Man does not live by bread alone.  Or corn alone, or peas or lettuce or even blueberries.

This Spring we added a garden to our backyard. Through making raised beds and hauling topsoil, choosing varieties of blueberry bushes and nervously replanting strawberry plants over and over to make sure that they were planted at the right depth, I've realized that my friend is correct when she points out that gardens feed more than our bodies.

There are a few things that I've been taught lately by growing a backyard garden.

1.  Audrey Hepburn was right when she said that to plant a garden is to believe in tomorrow.  We've had some struggles in the last few weeks, and one of the few surefire ways to feel better for me has been to go to my garden and check on things.  The harder the day, the higher number of times I've walked the gentle slope to the yard to see how things are growing.
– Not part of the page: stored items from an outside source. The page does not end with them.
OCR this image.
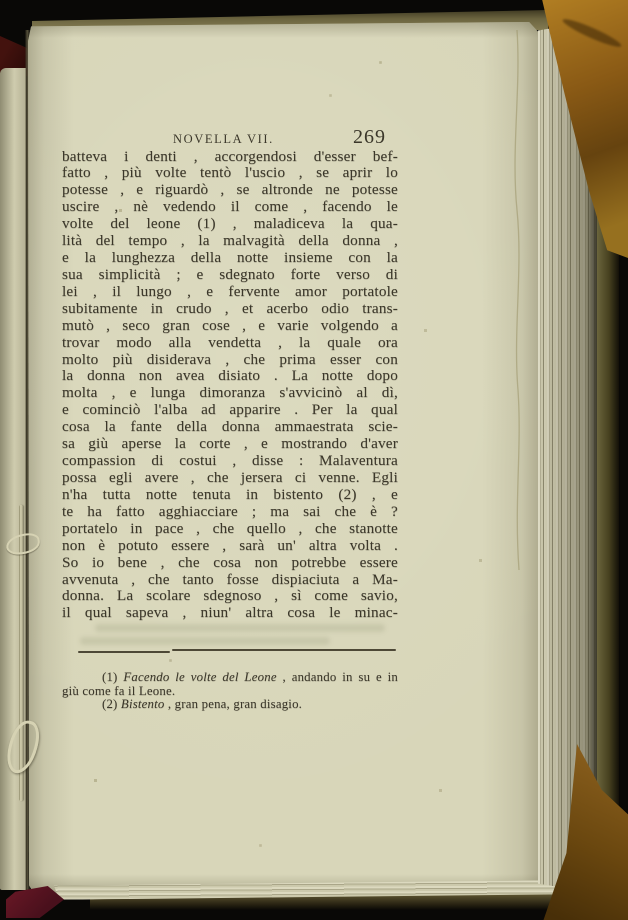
NOVELLA VII.	269
batteva i denti , accorgendosi d'esser bef-
fatto , più volte tentò l'uscio , se aprir lo
potesse , e riguardò , se altronde ne potesse
uscire , nè vedendo il come , facendo le
volte del leone (1) , maladiceva la qua-
lità del tempo , la malvagità della donna ,
e la lunghezza della notte insieme con la
sua simplicità ; e sdegnato forte verso di
lei , il lungo , e fervente amor portatole
subitamente in crudo , et acerbo odio trans-
mutò , seco gran cose , e varie volgendo a
trovar modo alla vendetta , la quale ora
molto più disiderava , che prima esser con
la donna non avea disiato . La notte dopo
molta , e lunga dimoranza s'avvicinò al dì,
e cominciò l'alba ad apparire . Per la qual
cosa la fante della donna ammaestrata scie-
sa giù aperse la corte , e mostrando d'aver
compassion di costui , disse : Malaventura
possa egli avere , che jersera ci venne. Egli
n'ha tutta notte tenuta in bistento (2) , e
te ha fatto agghiacciare ; ma sai che è ?
portatelo in pace , che quello , che stanotte
non è potuto essere , sarà un' altra volta .
So io bene , che cosa non potrebbe essere
avvenuta , che tanto fosse dispiaciuta a Ma-
donna. La scolare sdegnoso , sì come savio,
il qual sapeva , niun' altra cosa le minac-
(1) Facendo le volte del Leone , andando in su e in
giù come fa il Leone.
(2) Bistento , gran pena, gran disagio.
2.  The visual difference between a freshly seeded garden and a garden before it's seeded is absolutely nothing even while the actual difference is a tremendous number of plants.  Simply planting a seed doesn't make my garden instantly filled with good things. 

3.  There comes a time when you keep looking at the garden, knowing that the plants should be coming up now, and they don't.  And that time when you may be certain that the seed died, that you actually do have every bit as black a thumb as you thought you did, is about 1 day before the first shoots peek through.

4.  If you overseed and try to plant too many things at once in too small a space, nothing grows right.  I really didn't get the concept.  I was afraid that my seed was all going to die, so I overseeded.  The result was far far far too much lettuce to thin, and a gratuitous overabundance of broccoli that I hadn't realized needed to be spaced 18 inches apart.  Oops. 

5.  When the seedlings are small and you don't know what you are looking for, it can be extremely difficult to tell what is a weed and what is a seedling.  Even when you know that there are weeds growing, if you try to pull them too early, you will inevitably pull out some of the good seed.  And if you wait too long to be extra certain that something is a weed, sometimes it can be surprisingly difficult to pull it out by the roots.  And I think there will almost always be an error in one direction or another.  I'm a late puller because I want to be extra certain that what I'm grabbing is a weed and not exactly the thing I've been working on growing, even though it's made for some more difficult weed removal and sometimes tolerating weeds for longer than necessary compromises the crop even in a small way.  The implications for this in my life and as a parent have been fascinating to mull over. 

6.  There are more weeds than I ever want to pull, and they are driving me absolutely crazy, so I'm shooting for constant improvement over perfection.  If there are fewer weeds today than there were yesterday, we're good even though we certainly aren't perfect.  My garden may be productive but I don't know that it will ever be tidy and well ordered.

7.  There is food where you don't expect it.  While we were removing a forsythia that I despise, we found a whole bunch of wild onions growing and decided to transplant them to the garden beds.  

8.  Patience is easier when you've seen things looking forlorn and then sudden bud and grow and flourish. 

Nothing is ready to harvest yet, but I look forward to what else the garden grows.